Comic books may have existed since the 19th century, but it was only in 1938 when Superman first appeared in Action Comics #1 that they became really popular. Superman’s debut triggered the Golden Age of Comics, and it paved the way for the other DC and Marvel superheroes that followed a few years later, and the rise of popular writers and artists such as Stan Lee.
Comic books are perfect for superheroes. They allow free rein to the writer’s and artist’s imagination. Writers like Alan Moore (Watchmen, The Killing Joke) Grant Morrison (Arkham Asylum), Neil Gaiman (The Sandman), and others, took the comic books further, morphing them into graphic novels, effectively revolutionizing comic books and transforming them into a literary form.
Literary scholars point to the 1980s as the period when comic books matured and graphic novels were born. Graphic novels are similar to comic books, only longer; they tell one full-length story and can be up to two hundred pages long. Comic books are usually 24 pages and are released once or twice a month in single issues.
Since the ‘Golden Age,’ comic books produced many lore and legends that surround their creators, the characters they created, and the industry as a whole.
Let’s take a look at a few of them:
Comic books today are neither underrated nor an underappreciated art form. Academics have also taken an interest in comic books and graphic novels, thanks to the efforts of the writers cited above. Many writers have also jumped on the bandwagon and are going the route of self-publishing, leading to the rise of comic book printing services.
The First Marvel Superhero
There are several candidates for this honor. The first-ever Marvel character to appear in a comic book is Namor, also known as the Sub-Mariner in the April 1939 issue of Motion Picture Funnies Weekly. Also, Jim Hammond, a.k.a. The Human Torch, first appeared in Marvel Comics #1, in the same year.
However, there’s another not-so-well-known superhero who both predated them: Ka-Zar, a Tarzan knock-off who first appeared in a comic book in 1936. When Marvel began publishing comic books, they included Ka-Zar the Great, Lord of the Jungle, making a Tarzan knock-off the oldest Marvel superhero character.

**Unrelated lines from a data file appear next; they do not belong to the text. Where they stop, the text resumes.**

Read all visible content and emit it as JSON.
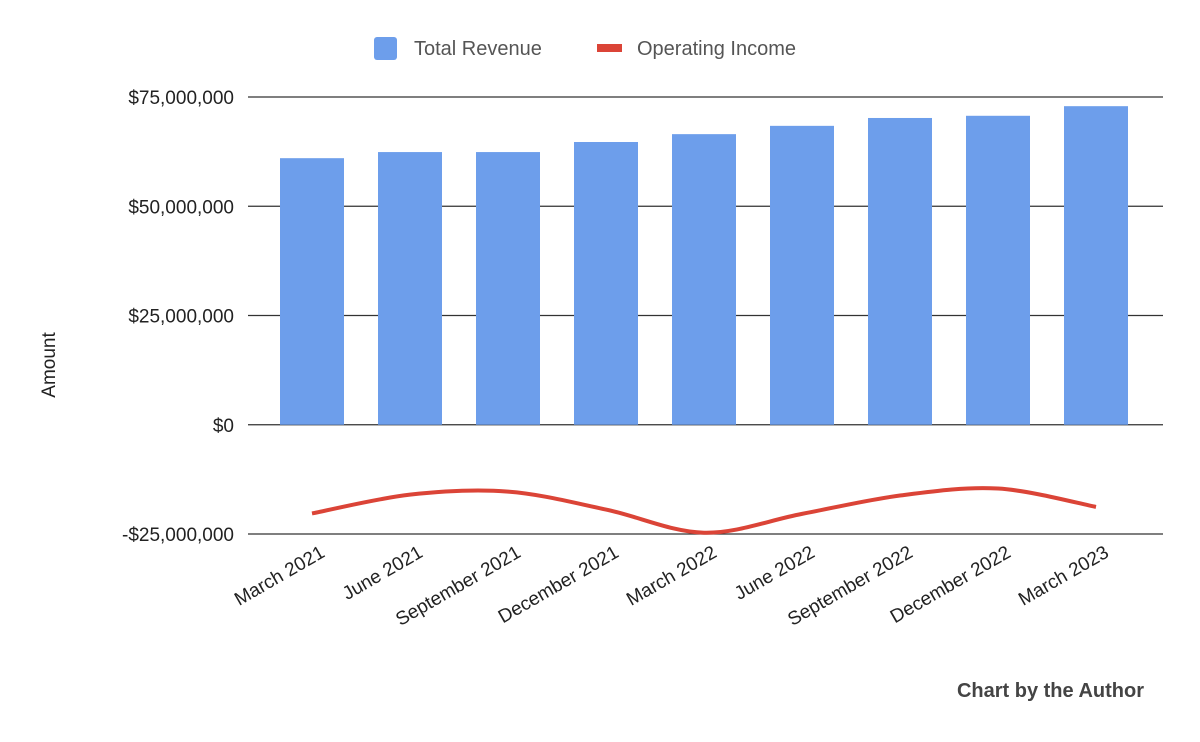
{
  "chart_data": {
    "type": "bar+line",
    "categories": [
      "March 2021",
      "June 2021",
      "September 2021",
      "December 2021",
      "March 2022",
      "June 2022",
      "September 2022",
      "December 2022",
      "March 2023"
    ],
    "series": [
      {
        "name": "Total Revenue",
        "type": "bar",
        "color": "#6d9eeb",
        "values": [
          61000000.0,
          62400000.0,
          62400000.0,
          64700000.0,
          66500000.0,
          68400000.0,
          70200000.0,
          70700000.0,
          72900000.0
        ]
      },
      {
        "name": "Operating Income",
        "type": "line",
        "smooth": true,
        "color": "#db4437",
        "values": [
          -20300000.0,
          -16000000.0,
          -15300000.0,
          -19400000.0,
          -24700000.0,
          -20400000.0,
          -16200000.0,
          -14600000.0,
          -18800000.0
        ]
      }
    ],
    "ylabel": "Amount",
    "xlabel": "",
    "ylim": [
      -25000000,
      75000000
    ],
    "yticks": [
      -25000000,
      0,
      25000000,
      50000000,
      75000000
    ],
    "ytick_labels": [
      "-$25,000,000",
      "$0",
      "$25,000,000",
      "$50,000,000",
      "$75,000,000"
    ],
    "grid": true,
    "legend": "top"
  },
  "credit": "Chart by the Author"
}
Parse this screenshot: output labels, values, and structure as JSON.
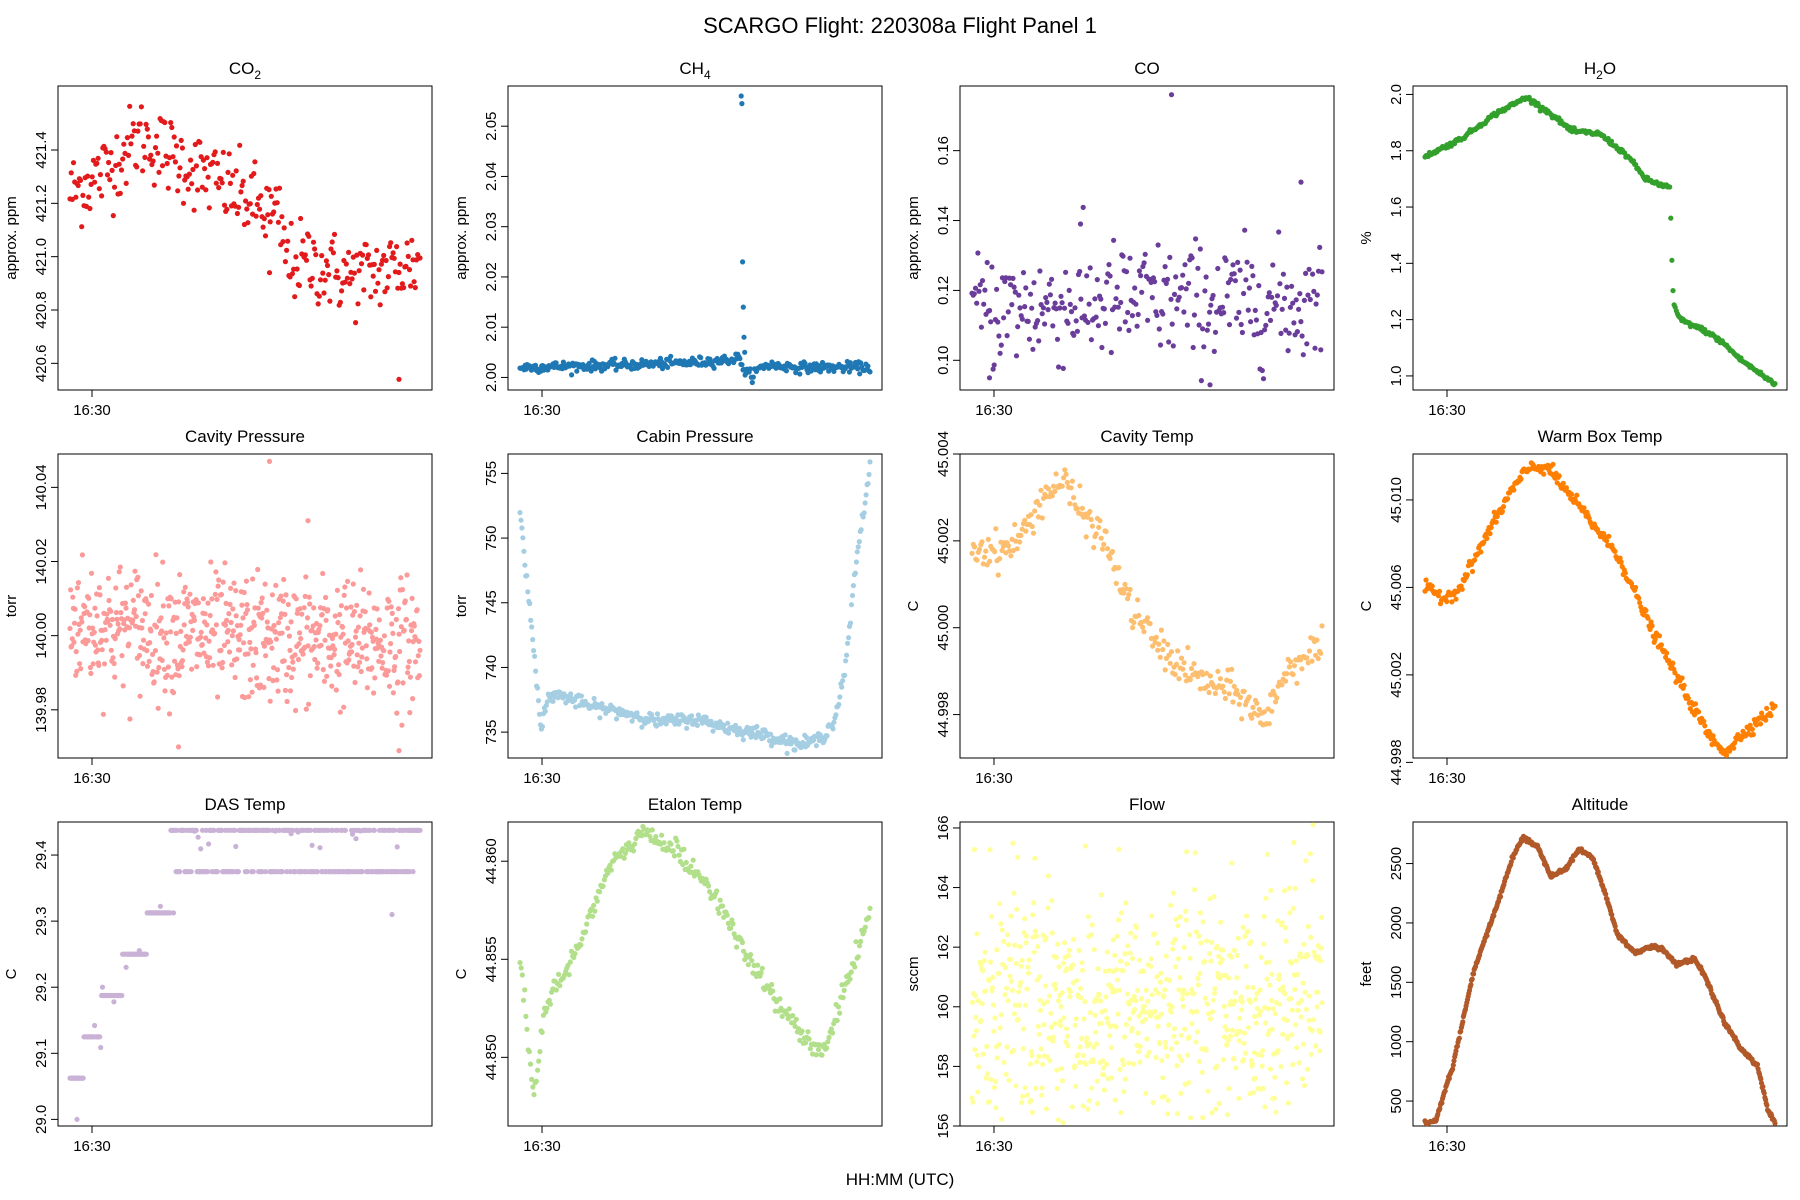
{
  "figure": {
    "title": "SCARGO Flight: 220308a   Flight  Panel 1",
    "xlabel": "HH:MM (UTC)",
    "time_tick_label": "16:30",
    "layout": "3 rows x 4 columns"
  },
  "chart_data": [
    {
      "id": "co2",
      "type": "scatter",
      "title": "CO",
      "title_sub": "2",
      "title_sub_after": "",
      "ylabel": "approx. ppm",
      "color": "#e31a1c",
      "yticks": [
        "420.6",
        "420.8",
        "421.0",
        "421.2",
        "421.4"
      ],
      "ylim": [
        420.5,
        421.64
      ],
      "outliers": [
        420.94,
        420.54
      ],
      "profile": [
        [
          0.0,
          421.24
        ],
        [
          0.1,
          421.32
        ],
        [
          0.2,
          421.45
        ],
        [
          0.3,
          421.37
        ],
        [
          0.42,
          421.28
        ],
        [
          0.55,
          421.18
        ],
        [
          0.6,
          421.13
        ],
        [
          0.62,
          420.98
        ],
        [
          0.68,
          420.98
        ],
        [
          0.8,
          420.92
        ],
        [
          0.9,
          420.95
        ],
        [
          1.0,
          420.98
        ]
      ],
      "noise": 0.075,
      "n": 300
    },
    {
      "id": "ch4",
      "type": "scatter",
      "title": "CH",
      "title_sub": "4",
      "title_sub_after": "",
      "ylabel": "approx. ppm",
      "color": "#1f78b4",
      "yticks": [
        "2.00",
        "2.01",
        "2.02",
        "2.03",
        "2.04",
        "2.05"
      ],
      "ylim": [
        1.9975,
        2.058
      ],
      "spike_values": [
        2.056,
        2.0545,
        2.023,
        2.014,
        2.008,
        2.005
      ],
      "profile": [
        [
          0.0,
          2.002
        ],
        [
          0.3,
          2.0025
        ],
        [
          0.5,
          2.003
        ],
        [
          0.6,
          2.0035
        ],
        [
          0.63,
          2.004
        ],
        [
          0.64,
          2.001
        ],
        [
          0.66,
          2.0005
        ],
        [
          0.7,
          2.0025
        ],
        [
          0.8,
          2.002
        ],
        [
          1.0,
          2.002
        ]
      ],
      "noise": 0.0005,
      "n": 340
    },
    {
      "id": "co",
      "type": "scatter",
      "title": "CO",
      "title_sub": "",
      "title_sub_after": "",
      "ylabel": "approx. ppm",
      "color": "#6a3d9a",
      "yticks": [
        "0.10",
        "0.12",
        "0.14",
        "0.16"
      ],
      "ylim": [
        0.0915,
        0.1785
      ],
      "outliers": [
        0.176,
        0.151,
        0.139,
        0.093,
        0.095
      ],
      "profile": [
        [
          0.0,
          0.114
        ],
        [
          0.5,
          0.117
        ],
        [
          1.0,
          0.116
        ]
      ],
      "noise": 0.0085,
      "n": 300
    },
    {
      "id": "h2o",
      "type": "scatter",
      "title": "H",
      "title_sub": "2",
      "title_sub_after": "O",
      "ylabel": "%",
      "color": "#33a02c",
      "yticks": [
        "1.0",
        "1.2",
        "1.4",
        "1.6",
        "1.8",
        "2.0"
      ],
      "ylim": [
        0.95,
        2.03
      ],
      "profile": [
        [
          0.0,
          1.78
        ],
        [
          0.1,
          1.84
        ],
        [
          0.2,
          1.93
        ],
        [
          0.29,
          1.99
        ],
        [
          0.35,
          1.94
        ],
        [
          0.42,
          1.87
        ],
        [
          0.5,
          1.86
        ],
        [
          0.58,
          1.78
        ],
        [
          0.63,
          1.7
        ],
        [
          0.67,
          1.68
        ],
        [
          0.7,
          1.67
        ],
        [
          0.705,
          1.42
        ],
        [
          0.71,
          1.25
        ],
        [
          0.73,
          1.2
        ],
        [
          0.8,
          1.16
        ],
        [
          0.85,
          1.12
        ],
        [
          0.9,
          1.06
        ],
        [
          1.0,
          0.97
        ]
      ],
      "noise": 0.004,
      "n": 320
    },
    {
      "id": "cavity-pressure",
      "type": "scatter",
      "title": "Cavity Pressure",
      "ylabel": "torr",
      "color": "#fb9a99",
      "yticks": [
        "139.98",
        "140.00",
        "140.02",
        "140.04"
      ],
      "ylim": [
        139.967,
        140.049
      ],
      "outliers": [
        140.047,
        139.969,
        139.97,
        140.031
      ],
      "profile": [
        [
          0.0,
          140.004
        ],
        [
          0.5,
          139.999
        ],
        [
          1.0,
          139.998
        ]
      ],
      "noise": 0.0085,
      "n": 620
    },
    {
      "id": "cabin-pressure",
      "type": "scatter",
      "title": "Cabin Pressure",
      "ylabel": "torr",
      "color": "#a6cee3",
      "yticks": [
        "735",
        "740",
        "745",
        "750",
        "755"
      ],
      "ylim": [
        733,
        756.5
      ],
      "profile": [
        [
          0.0,
          752
        ],
        [
          0.03,
          744
        ],
        [
          0.06,
          735.5
        ],
        [
          0.08,
          737.5
        ],
        [
          0.1,
          738
        ],
        [
          0.2,
          737
        ],
        [
          0.3,
          736.5
        ],
        [
          0.4,
          735.8
        ],
        [
          0.5,
          736
        ],
        [
          0.6,
          735.3
        ],
        [
          0.7,
          734.8
        ],
        [
          0.8,
          734
        ],
        [
          0.86,
          734.5
        ],
        [
          0.9,
          736
        ],
        [
          0.93,
          740
        ],
        [
          0.96,
          748
        ],
        [
          1.0,
          755.5
        ]
      ],
      "noise": 0.25,
      "n": 360
    },
    {
      "id": "cavity-temp",
      "type": "scatter",
      "title": "Cavity Temp",
      "ylabel": "C",
      "color": "#fdbf6f",
      "yticks": [
        "44.998",
        "45.000",
        "45.002",
        "45.004"
      ],
      "ylim": [
        44.997,
        45.004
      ],
      "profile": [
        [
          0.0,
          45.0018
        ],
        [
          0.1,
          45.0018
        ],
        [
          0.15,
          45.0022
        ],
        [
          0.2,
          45.003
        ],
        [
          0.26,
          45.0034
        ],
        [
          0.3,
          45.0028
        ],
        [
          0.38,
          45.002
        ],
        [
          0.45,
          45.0005
        ],
        [
          0.55,
          44.9994
        ],
        [
          0.65,
          44.9988
        ],
        [
          0.75,
          44.9985
        ],
        [
          0.8,
          44.9982
        ],
        [
          0.84,
          44.9978
        ],
        [
          0.88,
          44.9988
        ],
        [
          0.95,
          44.9994
        ],
        [
          1.0,
          44.9995
        ]
      ],
      "noise": 0.0002,
      "n": 280
    },
    {
      "id": "warm-box-temp",
      "type": "scatter",
      "title": "Warm Box Temp",
      "ylabel": "C",
      "color": "#ff7f00",
      "yticks": [
        "44.998",
        "45.002",
        "45.006",
        "45.010"
      ],
      "ylim": [
        44.9982,
        45.0121
      ],
      "profile": [
        [
          0.0,
          45.006
        ],
        [
          0.06,
          45.0055
        ],
        [
          0.1,
          45.006
        ],
        [
          0.18,
          45.0085
        ],
        [
          0.25,
          45.0105
        ],
        [
          0.3,
          45.0115
        ],
        [
          0.35,
          45.0115
        ],
        [
          0.45,
          45.0095
        ],
        [
          0.55,
          45.0075
        ],
        [
          0.65,
          45.004
        ],
        [
          0.75,
          45.001
        ],
        [
          0.82,
          44.999
        ],
        [
          0.86,
          44.9985
        ],
        [
          0.92,
          44.9995
        ],
        [
          1.0,
          45.0005
        ]
      ],
      "noise": 0.00015,
      "n": 340
    },
    {
      "id": "das-temp",
      "type": "scatter",
      "title": "DAS Temp",
      "ylabel": "C",
      "color": "#cab2d6",
      "yticks": [
        "29.0",
        "29.1",
        "29.2",
        "29.3",
        "29.4"
      ],
      "ylim": [
        28.99,
        29.45
      ],
      "levels": [
        [
          0.0,
          0.04,
          29.0625
        ],
        [
          0.04,
          0.09,
          29.125
        ],
        [
          0.09,
          0.15,
          29.1875
        ],
        [
          0.15,
          0.22,
          29.25
        ],
        [
          0.22,
          0.3,
          29.3125
        ],
        [
          0.3,
          1.0,
          29.375
        ]
      ],
      "upper_level": 29.4375,
      "n": 400
    },
    {
      "id": "etalon-temp",
      "type": "scatter",
      "title": "Etalon Temp",
      "ylabel": "C",
      "color": "#b2df8a",
      "yticks": [
        "44.850",
        "44.855",
        "44.860"
      ],
      "ylim": [
        44.8465,
        44.862
      ],
      "profile": [
        [
          0.0,
          44.855
        ],
        [
          0.04,
          44.848
        ],
        [
          0.07,
          44.8525
        ],
        [
          0.15,
          44.855
        ],
        [
          0.25,
          44.8595
        ],
        [
          0.35,
          44.8615
        ],
        [
          0.45,
          44.8605
        ],
        [
          0.55,
          44.8585
        ],
        [
          0.65,
          44.855
        ],
        [
          0.75,
          44.8525
        ],
        [
          0.83,
          44.8505
        ],
        [
          0.87,
          44.8505
        ],
        [
          0.93,
          44.8535
        ],
        [
          1.0,
          44.8575
        ]
      ],
      "noise": 0.00025,
      "n": 300
    },
    {
      "id": "flow",
      "type": "scatter",
      "title": "Flow",
      "ylabel": "sccm",
      "color": "#ffff99",
      "yticks": [
        "156",
        "158",
        "160",
        "162",
        "164",
        "166"
      ],
      "ylim": [
        156,
        166.2
      ],
      "profile": [
        [
          0.0,
          160
        ],
        [
          1.0,
          160
        ]
      ],
      "noise": 2.1,
      "n": 720
    },
    {
      "id": "altitude",
      "type": "scatter",
      "title": "Altitude",
      "ylabel": "feet",
      "color": "#b15928",
      "yticks": [
        "500",
        "1000",
        "1500",
        "2000",
        "2500"
      ],
      "ylim": [
        290,
        2850
      ],
      "profile": [
        [
          0.0,
          320
        ],
        [
          0.03,
          330
        ],
        [
          0.08,
          800
        ],
        [
          0.14,
          1600
        ],
        [
          0.2,
          2100
        ],
        [
          0.25,
          2550
        ],
        [
          0.28,
          2720
        ],
        [
          0.32,
          2650
        ],
        [
          0.36,
          2400
        ],
        [
          0.4,
          2450
        ],
        [
          0.44,
          2620
        ],
        [
          0.48,
          2550
        ],
        [
          0.52,
          2200
        ],
        [
          0.55,
          1900
        ],
        [
          0.6,
          1750
        ],
        [
          0.65,
          1800
        ],
        [
          0.68,
          1780
        ],
        [
          0.72,
          1650
        ],
        [
          0.77,
          1700
        ],
        [
          0.8,
          1550
        ],
        [
          0.85,
          1200
        ],
        [
          0.9,
          950
        ],
        [
          0.95,
          800
        ],
        [
          0.98,
          420
        ],
        [
          1.0,
          320
        ]
      ],
      "noise": 8,
      "n": 520
    }
  ]
}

The History Of Comic Books Have Distinct Ages
There are four main distinct ages of comic books. The first is the Golden Age, which lasted from 1938 to 1955. Superhero archetypes like Superman, Captain America, Wonder Woman, and Batman began in this era. Many of these superhero characters fought real-life villains like the Nazis, due to the influence of World War 2.
During the Golden Age, Good vs Evil has a clear-cut delineation, which means there wasn’t any moral ambiguity or any gray areas; just straight-up good guys fighting the bad guys. Genres such as Westerns and Sci-Fi were introduced to comic books.
The Silver Age, from 1956 to 1970, represents the surge in the popularity of comic books, which resulted in greater regulation and scrutiny. The Fantastic Four, Spider-Man, Thor, and The Hulk were created during this era.
The Bronze Age, which lasted from 1970 to 1985, revisited darker plots like poverty, drug use, and pollution from the early part of the Golden Age. Brilliant, young writers and artists also began their careers in this era. Non-white superhero characters increased; attempts at realism and more adult themes were also explored. Alan Moore’s Watchmen upended comic book tropes and became an instant classic.
The Modern Age began in 1985 and continues until today; it’s distinguished by deeper, psychologically complex characters and multifaceted plots. Anti-hero characters like Elektra, the Punisher, and Wolverine emerged, as well as the rise in popularity of the X-Men. Fantasy and horror themes emerged, with the most prominent being Neil Gaiman’s modern classic, The Sandman series.
Stan Lee’s Close Call
Stan Lee almost quit the comic industry in the 60s. Luckily, his wife Joan told him to write whatever he liked. He did, and the Fantastic Four, Spider-Man, and the X-Men were born. These characters moved away from superheroes who were becoming overly cartoonish and, instead, introduced characters that were more nuanced, had flaws, and dealt with problems of their own. These characters revitalized the industry, as well as recapturing the imagination of an entire generation and influencing artists and writers.
First Superhero With Superpowers
Superman, of course, was the original superhero with superpowers to grace the pages of a comic book. The son of Jor-El first appeared in Action Comics#1 (later Detective Comics, or DC) on April 18, 1938
A copy of this issue was sold on eBay in 2014 for a cool USD$3.2 million–the only original-copy comic book to have sold for more than USD$3 million.
Comic books have gone beyond the ‘for kids’ stage and are now considered as a legitimate art form and as a writing style that’s recognized by literary scholars. Its popularity appealed to people of all ages, and comic books today have developed to a point where they’re now a major driving force of pop culture and a legitimate literary influence.